No había ella hablado de la visita de Teo, pues el brigada le habría hecho ya preguntas. ¿Se daba ella cuenta de que en aquel caso el hombrecillo borracho y gesticulante, de mirada fija, había desempeñado el papel del Buen Dios?
—Si se ha largado ayer, estará lejos de aquí.
—Eso pienso. Pero no podemos nosotros dejar de registrar el sector.
—¿Cuánto te debo?
—Déjalo. Es mi ronda.
—Gracias. ¡En marcha, muchacho!
El gendarme seguía a Alfonsi quien, al pasar, lanzó de nuevo a Teo una mirada desprovista de simpatía.
Como le había sucedido a Teo algunos días antes, Alfonsi debió de tener una idea todavía vaga y, si ésta se precisaba, volvería seguramente para interrogarles.
Las bicis, los quepis, los correajes desaparecieron. El viajero del morral, ocupado en comer su tortilla, apenas si había oído retazos de una conversación de la que no comprendía nada.
—¿Qué dices tú? —preguntó Gedeón a Teo.
—Yo no digo nada.
¿Qué iba a decir? Francisco había preferido suprimirse, después de haber pasado su última noche en una agonía. No era hombre que huyese, con su pie deforme y su mala salud, ni que intentase emplear astucias con la policía.
Nicolás, en cambio, tenía fibra para luchar, e incluso, si le cazaban, ya que su señalamiento había sido lanzado por toda Francia y a las fronteras, no era seguro que se dejase coger.
Quedaba Teo. Y la estación, enfrente, que no era una verdadera estación, sino un apeadero, con sus dos trenes ómnibus por la mañana, uno en cada dirección, y sus dos trenes por la noche, los rápidos que pasaban sin pararse y la barrera pintada de rojo y blanco que había que abrir y que cerrar.

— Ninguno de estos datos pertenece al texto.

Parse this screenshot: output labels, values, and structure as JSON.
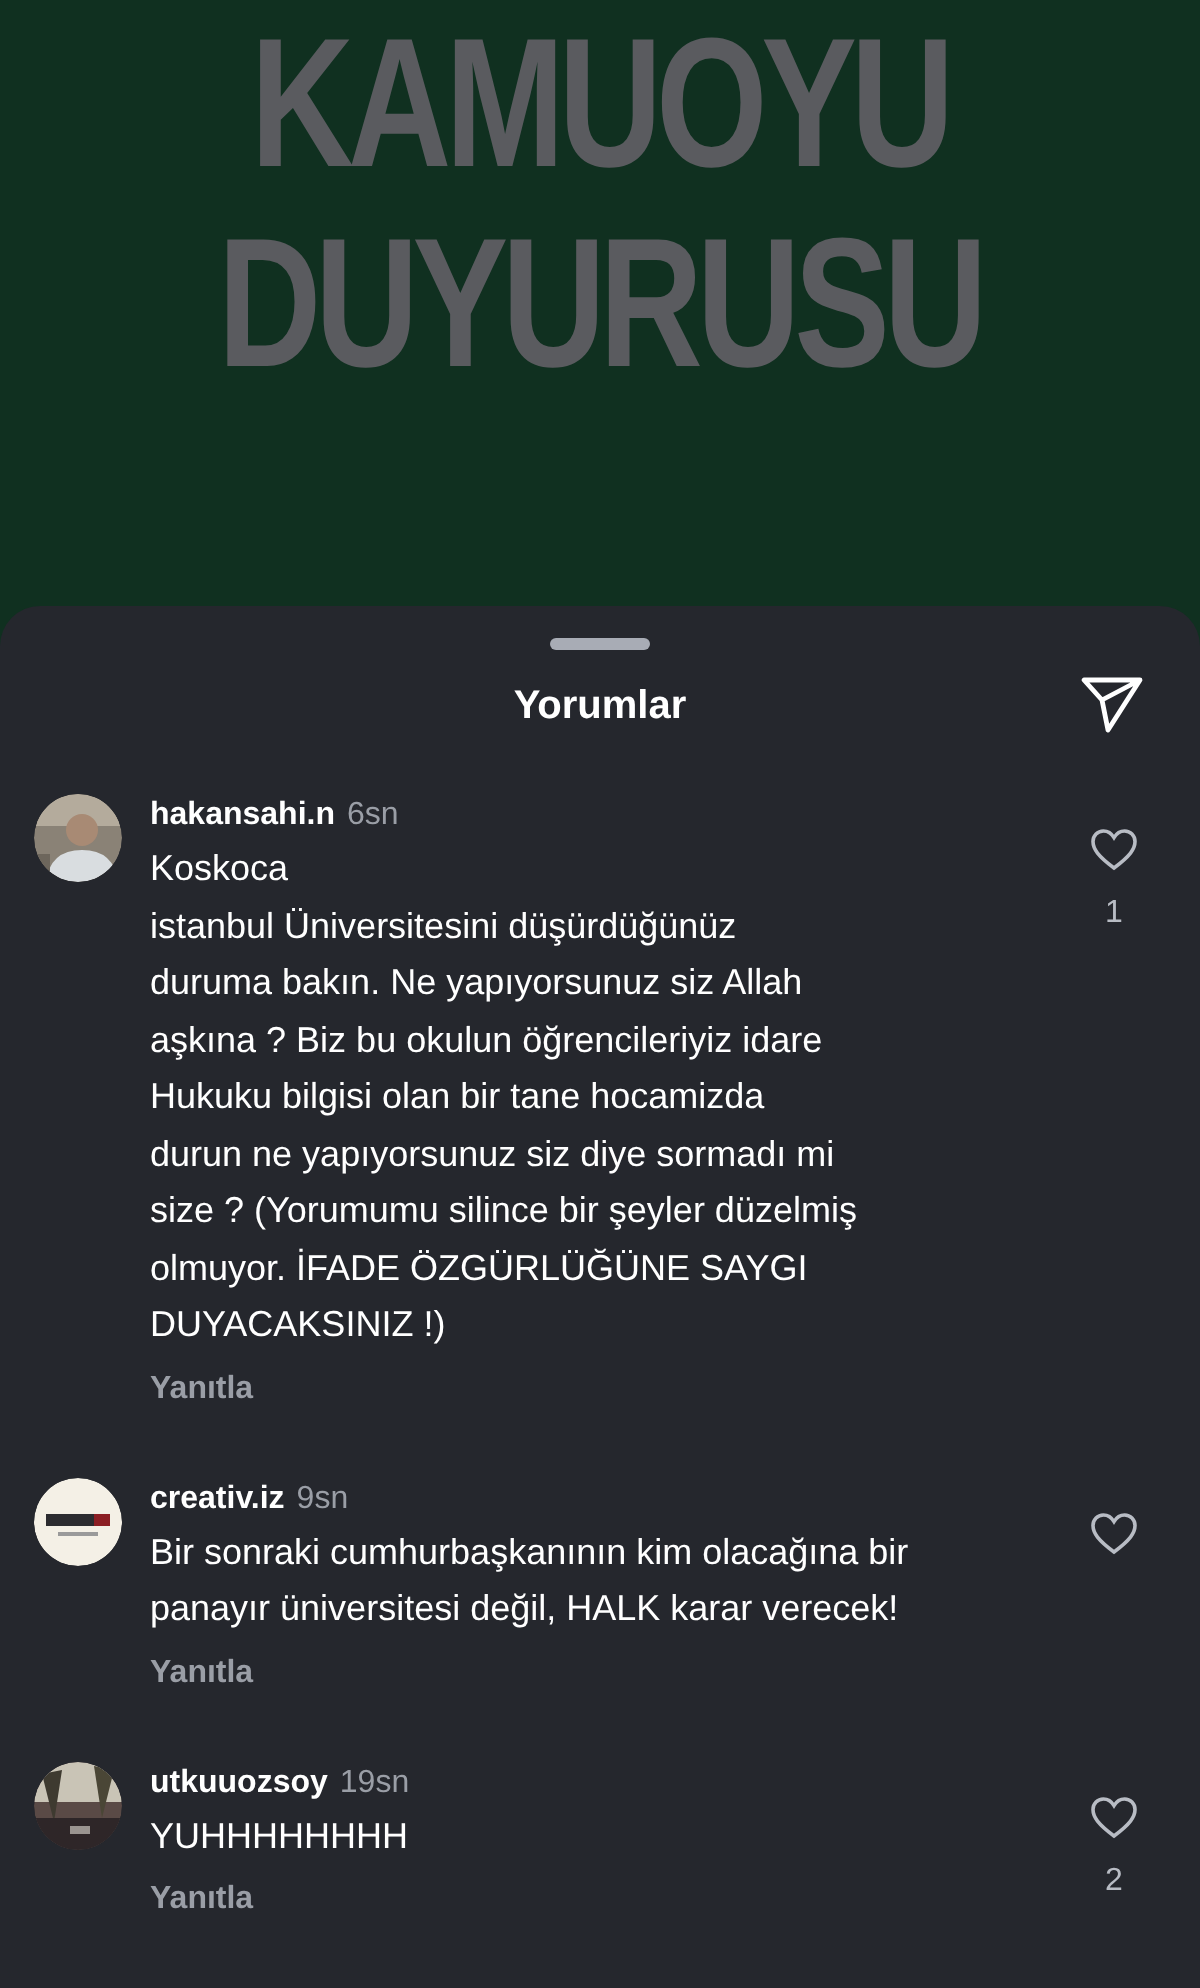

El señor Delfosse, con sus lentes puestos, señalaba, en el frío que le atiesaba los dedos, los haces de heno prensado que cargaban sobre un camión. No sabía para quién trabajaba. Quizá no trabajaba para nadie, y no por ello dejaba de hacer escrupulosamente los gestos que había hecho toda su vida.
Teo también. Era la hora de cerrar la barrera para el paso del expreso y, después de haber vaciado su vaso, se secó los labios, cruzó la carretera cojeando, porque la pierna en la que le había mordido el perro empezaba a dolerle.
Como después de un bombardeo, era preciso acostumbrarse de nuevo a la vida de todos los días.
—Yo les enseñaré…
¡Absolutamente nada! No había tenido nunca nada que enseñar más que, a la luz de dos faros, un borracho, tendido en el barro, que se ponía a cuatro patas con dificultad para arrastrarse hacia el seto.
Y, sin embargo, era él, Teo, quien…
¿Quién, qué?
¡Nada! Era él quien bajaba la barrera y retrocedía tres pasos para no sentir, como una bofetada, la ráfaga de aire del rápido que pasaba.